Away from work, Peter restores and rides old English motorcycles, often meeting other members of his motorcycle club for a Sunday ride.
He has accumulated dozens of motorcycles, with pride of place going to a bike that set an Australian speed record back in 1953. His main passion, however, is farming and ensuring that fish are raised properly.
Part of keeping the company strong is recruiting people who are committed to the Huon method. “We bring people into the company who are open-minded and lateral thinkers,” he explains.
“That creates a healthy culture that is always on the lookout for a better way to farm, market, transport, sell and communicate.”
Just as new recruits are carefully chosen, new partners are scrutinised to ensure they are a close fit with Huon’s values. “When choosing potential partners to work with, I look for companies that are both innovative and flexible,” Peter says.
“For example, sometimes a prospective partner can offer technology that is almost right for what we need it to do, but they need to be willing to work with us to customise the equipment to our specifications and requirements and to Tasmania’s farming conditions.”
An example of a successful collaboration saw Huon Aquaculutre working with Norwegian company SolvTrans to construct a well-boat capable of bathing salmon in freshwater.
The fish need to be bathed in freshwater to prevent amoebic gill disease, which will cause lethargy and eventually death if it goes untreated.
Nobody had made a boat capable of being used for freshwater bathing. SolvTrans’ expertise proved hugely valuable, and the boat it constructed for Huon was the world’s first.
“We worked with SolvTrans to design a well-boat that could suck the fish out of the sea pens and remove the water so the fish could go into the wells,” Peter explains.
“The fish need to be removed from the freshwater tanks while retaining the water so that it could be used again for treating the next pen of salmon. All this is done without the fish going through any sort of pump. The level of technology on this vessel is mind-blowing.”
The 76-metre long vessel has the capacity to count and weigh every single fish that comes on board, produce oxygen, remove carbon dioxide and disinfect the water. It can operate 24 hours a day and holds over 3,000 tonnes of water.
Despite being a trailblazer in this area, Huon Aquaculture is already planning an upgrade, with a larger well-boat expected to be operational by 2019.
The new vessel will outstrip the current boat’s capacity significantly, holding more than 13,000 tonnes of water.

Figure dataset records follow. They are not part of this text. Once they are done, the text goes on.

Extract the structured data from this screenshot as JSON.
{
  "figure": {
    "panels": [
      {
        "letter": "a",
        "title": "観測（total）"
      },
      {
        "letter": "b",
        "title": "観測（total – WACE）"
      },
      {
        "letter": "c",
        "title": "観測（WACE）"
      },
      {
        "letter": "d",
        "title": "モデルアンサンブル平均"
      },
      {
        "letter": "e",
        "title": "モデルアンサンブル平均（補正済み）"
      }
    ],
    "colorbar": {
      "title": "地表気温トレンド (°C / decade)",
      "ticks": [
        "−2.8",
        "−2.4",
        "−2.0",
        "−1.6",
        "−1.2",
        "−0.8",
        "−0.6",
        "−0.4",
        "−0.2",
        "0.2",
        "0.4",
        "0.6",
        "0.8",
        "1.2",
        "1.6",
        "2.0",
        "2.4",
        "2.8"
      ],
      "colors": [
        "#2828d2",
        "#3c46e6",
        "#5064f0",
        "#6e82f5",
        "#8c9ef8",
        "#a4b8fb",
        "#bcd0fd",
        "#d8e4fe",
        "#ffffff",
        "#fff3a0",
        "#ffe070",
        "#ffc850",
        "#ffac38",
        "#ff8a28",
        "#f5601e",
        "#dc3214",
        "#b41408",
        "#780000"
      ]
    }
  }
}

Despite such innovations and its commitment to humane farming methods, Peter says misconceptions about salmon farming persist.
“Some people think that our pens are crammed with fish when they are actually 99.5% water,” he laments. “People also think that our feed is full of chemicals, antibiotics and growth hormones, which couldn’t be further from the truth.”
To help address misinformation, Huon Aquaculture has introduced transparency measures through its online dashboard, which reports real-time information on environmental factors such as quantity of freshwater used, levels of dissolved oxygen, wildlife mortalities and seabed health.
It’s all part of the Huon method. “All of Huon’s farming practices, processes and logistics have the single goal of producing the best-quality salmon for consumers.”